In the title role of Tosca is the French soprano, Sylvie Valayre; a dramatically apt singing actress with a strange mezzo-ish dark voice that took me a bit to get used to. It is rather nasal for Italian diction, is sizable... though with occassionally spreaded top notes. She started off with a tremolo which then stabilized into a quick-ish vibrato by the beginning of the 2nd Act. Her 'Vissi d'arte' wasn't pretty, but fittingly vulnerable and dramatically effective. The weird thing is... the bottom part of her range is more imposing than the top is; and so she got a bit vocally overshadowed in her scenes with Cavaradossi (who has a stronger top) and Scarpia (no soprano has a voice big enough on its lower end to compete with a bass-baritone like Grimsley anyhow). On the whole, though, she is a Tosca who easily convinces as a famous actress whose skirt every man wants to get under and who carries the drama well. I think the ending was a bit underacted and the leap doesn't traumatize like it should (after all, she does really jump).

As Tosca's beloved painter, Mario Cavaradossi, is Marcus Haddock, a young American tenor with a dashing stage charisma and a very pleasant virility to his voice. This is a young and palpably idealistic Cavaradossi who can be a tad annoyingly kissy with his Tosca (he's better off giving her two or three earth-shattering kisses and then spending the rest of his scenes with her being ardently still while she sings rather than to keep pecking away at her neck all opera long.... especially in the final scene when the character should have grown a bit since Act I). Aside from that, however, he very nearly stole the show from the title role and delivered a very moving 'E lucevan le stelle' in the final Act.

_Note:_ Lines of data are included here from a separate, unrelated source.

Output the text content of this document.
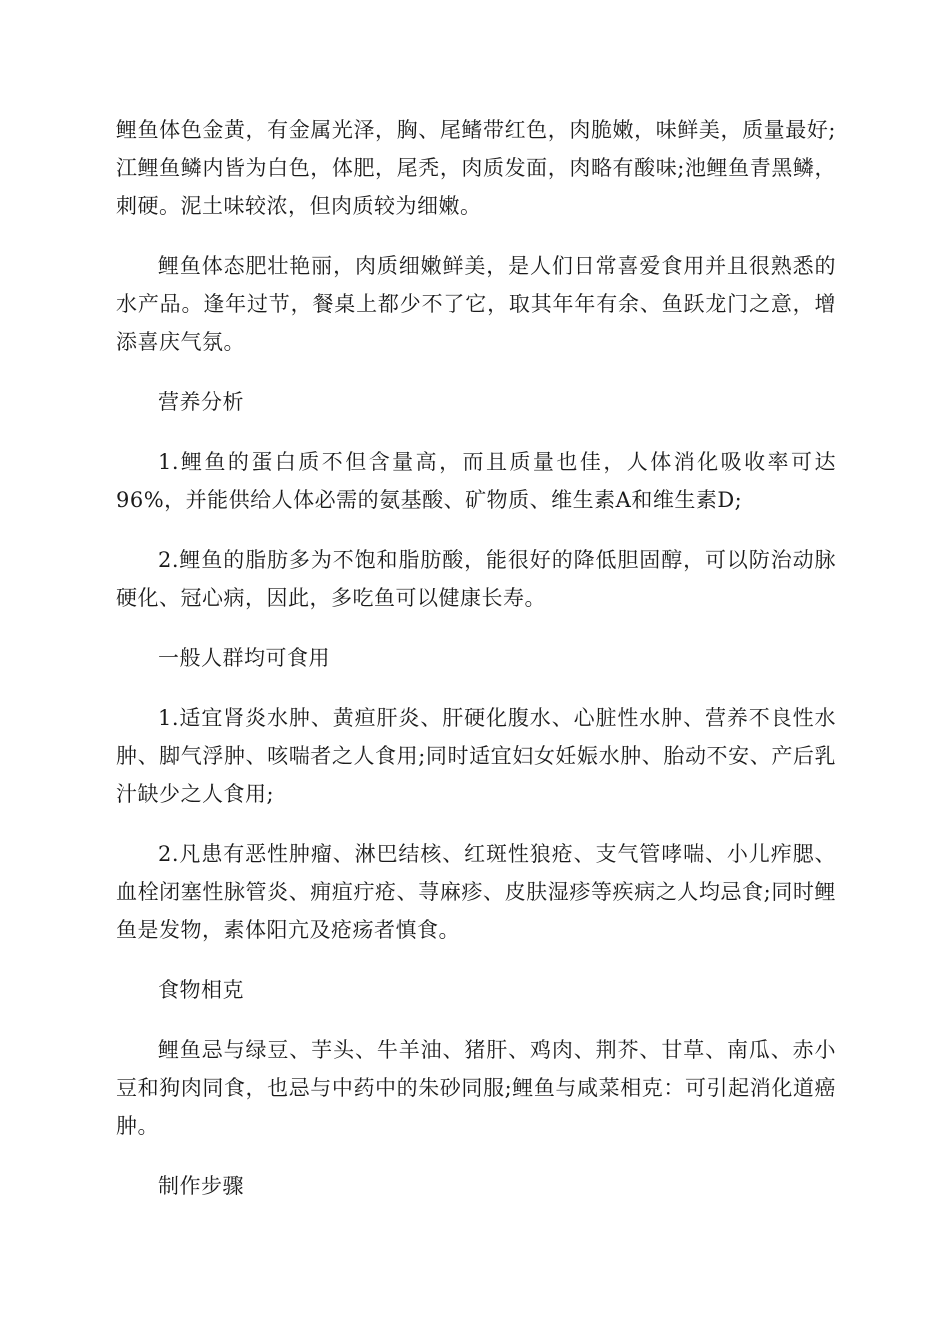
鲤鱼体色金黄，有金属光泽，胸、尾鳍带红色，肉脆嫩，味鲜美，质量最好;江鲤鱼鳞内皆为白色，体肥，尾秃，肉质发面，肉略有酸味;池鲤鱼青黑鳞，刺硬。泥土味较浓，但肉质较为细嫩。

鲤鱼体态肥壮艳丽，肉质细嫩鲜美，是人们日常喜爱食用并且很熟悉的水产品。逢年过节，餐桌上都少不了它，取其年年有余、鱼跃龙门之意，增添喜庆气氛。

营养分析

1.鲤鱼的蛋白质不但含量高，而且质量也佳，人体消化吸收率可达96%，并能供给人体必需的氨基酸、矿物质、维生素A和维生素D;

2.鲤鱼的脂肪多为不饱和脂肪酸，能很好的降低胆固醇，可以防治动脉硬化、冠心病，因此，多吃鱼可以健康长寿。

一般人群均可食用

1.适宜肾炎水肿、黄疸肝炎、肝硬化腹水、心脏性水肿、营养不良性水肿、脚气浮肿、咳喘者之人食用;同时适宜妇女妊娠水肿、胎动不安、产后乳汁缺少之人食用;

2.凡患有恶性肿瘤、淋巴结核、红斑性狼疮、支气管哮喘、小儿痄腮、血栓闭塞性脉管炎、痈疽疔疮、荨麻疹、皮肤湿疹等疾病之人均忌食;同时鲤鱼是发物，素体阳亢及疮疡者慎食。

食物相克

鲤鱼忌与绿豆、芋头、牛羊油、猪肝、鸡肉、荆芥、甘草、南瓜、赤小豆和狗肉同食，也忌与中药中的朱砂同服;鲤鱼与咸菜相克：可引起消化道癌肿。

制作步骤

Baron Scarpia of Greer Grimsley is.... what can I say? He was just flawless in everyway on Saturday night! A Scarpia who is both physically and vocally imposing, whose very slyness oozes from everynote he sings, who is utterly successful at being both repulsive and charming all at once.... Heck, he even managed to match the overwhelming volume of the orchestra at the end of the 'Te Deum' even though the brass players where practically turning blue blowing the roof off the Civic Theater. There have been many great Scarpias in the past few decades, and Mr. Grimley's is another one to remember, I think.

All the minor roles are well sung and acted. Scott Sikon provided some comic relief as Sacristan, Joseph Hu was practically Scarpia's soul mate as Spoletta, and Jamie Offenbach made the most of his double roles of Angelotti and Sciarrone.

If you are in San Diego area and want to spice up some evenings on the town this month, check out Tosca at the San Diego Civic Theater. It's a good excuse to indulge in both culture and human drama at the same time to the tune of some of the most romantic music you've ever heard. Twenty dollar rush tickets are offered 90 minutes before showtime nowadays when the performance isn't sold out. That's a real bargain!